Lugat-ı Ebuzziya, Ebüzziya Tevfik Bey Sözlüğü; Emanet maddesi. osmanlıcada Emanet ne demek, Emanet anlamı manası, Emanet osmanlıca nasıl yazılır. Osmanlıca sözlükte Emanet hakkında bilgi. Arapça Emanet ne demek. Arapça osmanlıca sözlük. Farsçada Emanet anlamı
Lugat-ı Ebuzziya - امانت Emanet ne demek. osmanlıca yazılışı anlamı manası..
Emanet ~ امانت güncel sözlüklerde anlamı:
EMANET ::: Eminlik. İstikamet üzere bulunmak. * Birisine koruması için teslim edilen şey. Birisine bir şeyi koruması için teslim edilen şey.
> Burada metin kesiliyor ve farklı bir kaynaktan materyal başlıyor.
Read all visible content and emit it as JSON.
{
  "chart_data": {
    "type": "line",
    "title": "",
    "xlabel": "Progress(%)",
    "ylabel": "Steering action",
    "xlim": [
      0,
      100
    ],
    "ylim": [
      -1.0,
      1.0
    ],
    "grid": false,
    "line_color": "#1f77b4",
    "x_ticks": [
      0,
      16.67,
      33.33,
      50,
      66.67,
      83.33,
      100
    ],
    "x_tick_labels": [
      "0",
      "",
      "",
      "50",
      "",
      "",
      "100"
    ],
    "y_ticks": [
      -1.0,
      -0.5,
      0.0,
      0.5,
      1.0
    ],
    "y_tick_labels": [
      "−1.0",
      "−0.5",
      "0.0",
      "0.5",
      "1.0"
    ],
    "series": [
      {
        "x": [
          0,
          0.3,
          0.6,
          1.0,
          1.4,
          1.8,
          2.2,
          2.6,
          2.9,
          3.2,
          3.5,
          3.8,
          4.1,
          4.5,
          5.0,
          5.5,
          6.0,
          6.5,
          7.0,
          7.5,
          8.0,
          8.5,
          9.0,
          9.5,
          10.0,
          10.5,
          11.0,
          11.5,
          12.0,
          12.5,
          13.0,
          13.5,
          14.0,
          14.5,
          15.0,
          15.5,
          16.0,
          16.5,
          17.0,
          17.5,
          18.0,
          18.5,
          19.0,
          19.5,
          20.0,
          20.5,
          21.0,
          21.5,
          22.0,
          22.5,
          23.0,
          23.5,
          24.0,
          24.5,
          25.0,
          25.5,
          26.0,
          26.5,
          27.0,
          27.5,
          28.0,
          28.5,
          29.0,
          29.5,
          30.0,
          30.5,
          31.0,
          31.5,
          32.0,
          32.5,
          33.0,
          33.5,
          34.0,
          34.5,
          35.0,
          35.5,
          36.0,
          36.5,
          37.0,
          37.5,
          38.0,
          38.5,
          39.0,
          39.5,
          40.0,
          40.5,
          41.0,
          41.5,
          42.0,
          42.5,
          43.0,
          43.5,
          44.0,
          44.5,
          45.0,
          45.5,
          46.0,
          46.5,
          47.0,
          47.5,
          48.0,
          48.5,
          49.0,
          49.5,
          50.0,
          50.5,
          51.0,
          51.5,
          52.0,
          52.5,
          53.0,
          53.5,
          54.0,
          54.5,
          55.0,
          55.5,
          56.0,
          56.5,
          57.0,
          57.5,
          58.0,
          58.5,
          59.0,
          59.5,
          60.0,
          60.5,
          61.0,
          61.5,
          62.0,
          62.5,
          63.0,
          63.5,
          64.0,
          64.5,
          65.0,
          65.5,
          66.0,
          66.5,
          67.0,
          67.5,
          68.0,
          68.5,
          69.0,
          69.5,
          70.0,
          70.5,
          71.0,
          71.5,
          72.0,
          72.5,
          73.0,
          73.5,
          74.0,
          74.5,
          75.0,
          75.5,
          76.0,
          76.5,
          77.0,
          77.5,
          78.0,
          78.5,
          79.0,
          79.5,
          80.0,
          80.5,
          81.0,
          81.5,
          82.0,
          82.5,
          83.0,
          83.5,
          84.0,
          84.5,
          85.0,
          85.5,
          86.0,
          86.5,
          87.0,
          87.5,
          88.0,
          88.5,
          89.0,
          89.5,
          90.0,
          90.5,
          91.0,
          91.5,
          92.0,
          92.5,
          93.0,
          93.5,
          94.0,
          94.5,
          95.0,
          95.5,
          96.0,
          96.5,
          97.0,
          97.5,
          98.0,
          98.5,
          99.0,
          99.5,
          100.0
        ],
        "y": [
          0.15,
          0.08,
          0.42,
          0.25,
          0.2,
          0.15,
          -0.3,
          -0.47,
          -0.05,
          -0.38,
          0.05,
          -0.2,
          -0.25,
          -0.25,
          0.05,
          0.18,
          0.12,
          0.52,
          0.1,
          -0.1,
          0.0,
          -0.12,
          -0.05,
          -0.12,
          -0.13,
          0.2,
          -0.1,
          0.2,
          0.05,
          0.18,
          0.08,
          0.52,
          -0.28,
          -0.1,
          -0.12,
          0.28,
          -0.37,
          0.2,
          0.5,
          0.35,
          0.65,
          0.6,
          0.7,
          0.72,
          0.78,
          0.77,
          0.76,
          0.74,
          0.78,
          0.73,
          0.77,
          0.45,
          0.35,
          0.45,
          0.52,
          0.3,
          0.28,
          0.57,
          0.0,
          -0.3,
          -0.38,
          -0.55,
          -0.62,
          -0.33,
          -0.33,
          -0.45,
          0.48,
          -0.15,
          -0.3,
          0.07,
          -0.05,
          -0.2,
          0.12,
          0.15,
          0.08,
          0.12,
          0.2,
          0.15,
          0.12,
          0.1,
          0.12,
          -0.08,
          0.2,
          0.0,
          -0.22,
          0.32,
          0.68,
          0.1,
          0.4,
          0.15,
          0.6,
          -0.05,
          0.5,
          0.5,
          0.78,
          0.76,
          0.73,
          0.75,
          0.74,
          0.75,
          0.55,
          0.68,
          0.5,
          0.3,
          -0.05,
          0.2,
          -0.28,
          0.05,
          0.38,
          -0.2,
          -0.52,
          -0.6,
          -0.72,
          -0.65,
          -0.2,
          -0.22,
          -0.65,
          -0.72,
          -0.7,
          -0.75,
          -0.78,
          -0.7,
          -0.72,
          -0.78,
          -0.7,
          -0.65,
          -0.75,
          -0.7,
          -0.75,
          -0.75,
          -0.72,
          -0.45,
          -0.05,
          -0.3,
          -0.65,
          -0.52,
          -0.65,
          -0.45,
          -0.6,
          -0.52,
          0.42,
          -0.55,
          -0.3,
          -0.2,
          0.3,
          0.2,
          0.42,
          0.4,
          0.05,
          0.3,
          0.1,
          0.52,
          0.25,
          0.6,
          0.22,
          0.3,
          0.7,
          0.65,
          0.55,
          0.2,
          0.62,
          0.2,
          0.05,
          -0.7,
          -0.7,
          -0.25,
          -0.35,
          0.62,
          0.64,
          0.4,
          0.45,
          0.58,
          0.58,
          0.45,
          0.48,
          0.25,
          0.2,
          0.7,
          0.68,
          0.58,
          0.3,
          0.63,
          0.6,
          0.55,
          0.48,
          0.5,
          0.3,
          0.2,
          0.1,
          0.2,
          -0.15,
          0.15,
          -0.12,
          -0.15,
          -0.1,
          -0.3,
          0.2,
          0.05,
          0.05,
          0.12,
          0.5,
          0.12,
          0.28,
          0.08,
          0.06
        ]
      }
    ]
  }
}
Birisine bir şeyi koruması için bırakma. Emniyet edilip inanılan şey. * Başkasının hukuku emniyet edilip, inanılabilen. * Osmanlılar Devrinde bazı devlet dairelerine verilen isim. Şehr emâneti, Rusumat emâneti gibi...(Dinimiz, emaneti ehline bırakmamızı emreder. İdare makamları da birer emanettir. Hz. Ömer (R.A.) halifelik makamına getirilince şöyle demiştir: "Ey insanlar! Ben Allah ve Peygamberimize itaat ettiğim sürece, siz de bana uyun ve itaat edin. Doğru yoldan saparsam, kılıçlarınızla beni doğrultun." Demek ki müslüman hata ve haksızlık karşısında pasif kalamaz.)
emânet ::: (a. i. c. : emânât) : 1) emniyet edilen kimseye bırakılan şey, eşya veya kimse. 2) [evvelce] devlet dâirelerinden bâzılarının isimleri (şehremaneti = belediye kurulu ; rüsumatemâneti = vergi emâneti) gibi.
emânet ::: so a alınmak üzere verilen şey.
EMaNET ::: Peygamberler emîndirler. Bir kimsenin malına ve canına hıyânet etmekten uzaktırlar. Aslâ emânete hıyânet etmezler. Peygamber olmadan önce de böyledirler. Sevgili Peygamberimiz, kendisine peygamberlik bildirilmeden önce de, Muhammed-ül-emîn lakabı ile tanınıyordu. Allahü teâlâ, peygamberleri, hatâ ve günâhtan emin kılmıştır. (İmâm-ı Kastalânî)
2. Fıkıh ilminde, güvenilen kimseye bırakılan mal.
Allahü teâlâ Kur'ân-ı kerîmde meâlen buyuruyor ki:
Emânetlerine ve verdikleri söze riâyet edenler, namazlarına devâm edenler, işte onlar Firdevs Cennet'ine vâris olacaklar ve orada ebedî olarak kalacaklardır. (Mü'minûn sûresi: 8)
Münâfıkın üç alâmeti vardır: Yalan söyler, emânete hıyânet eder ve sözünde durmaz. (Hadîs-i şerîf-Berîka)
Allah yolunda savaşmak bütün günahları affettirir. Fakat emânete hıyâneti affettirmez. Emânete hıyânet eden kul, Allah yolunda ölse bile, kıyâmet günü yakalanır; "Emâneti sâhibine ver" denir. O da bunu yerine getiremeyeceği için Cehennem'in derinliklerine atılır. (İbn-i Mes'ûd)
Emanet :::
- Birine geçici olarak bırakılan ve teslim alınan kişice korunması gereken eşya, kimse vb., inam, vedia
Örnek: Emaneti olanlar burada her vakit bunlarla ilgilenecek bir çırak bulurlar. S. Birsel - Bir kimse ile birine gönderilen şey.
- Eşyanın ücret karşılığı geçici bir süre bırakıldığı yer.
- Can, ruh.
- bk. vedia.
emânet ::: eminlik , emanet
emânet ::: eminlik
emânet ::: emanet
emânet ::: (a. i. c. : emânât) 1) emniyet edilen kimseye bırakılan şey, eşya veya kimse. 2) [evvelce] devlet dâirelerinden bâzılarının isimleri (şehremaneti = belediye kurulu ; rüsumatemâneti = vergi emâneti) gibi.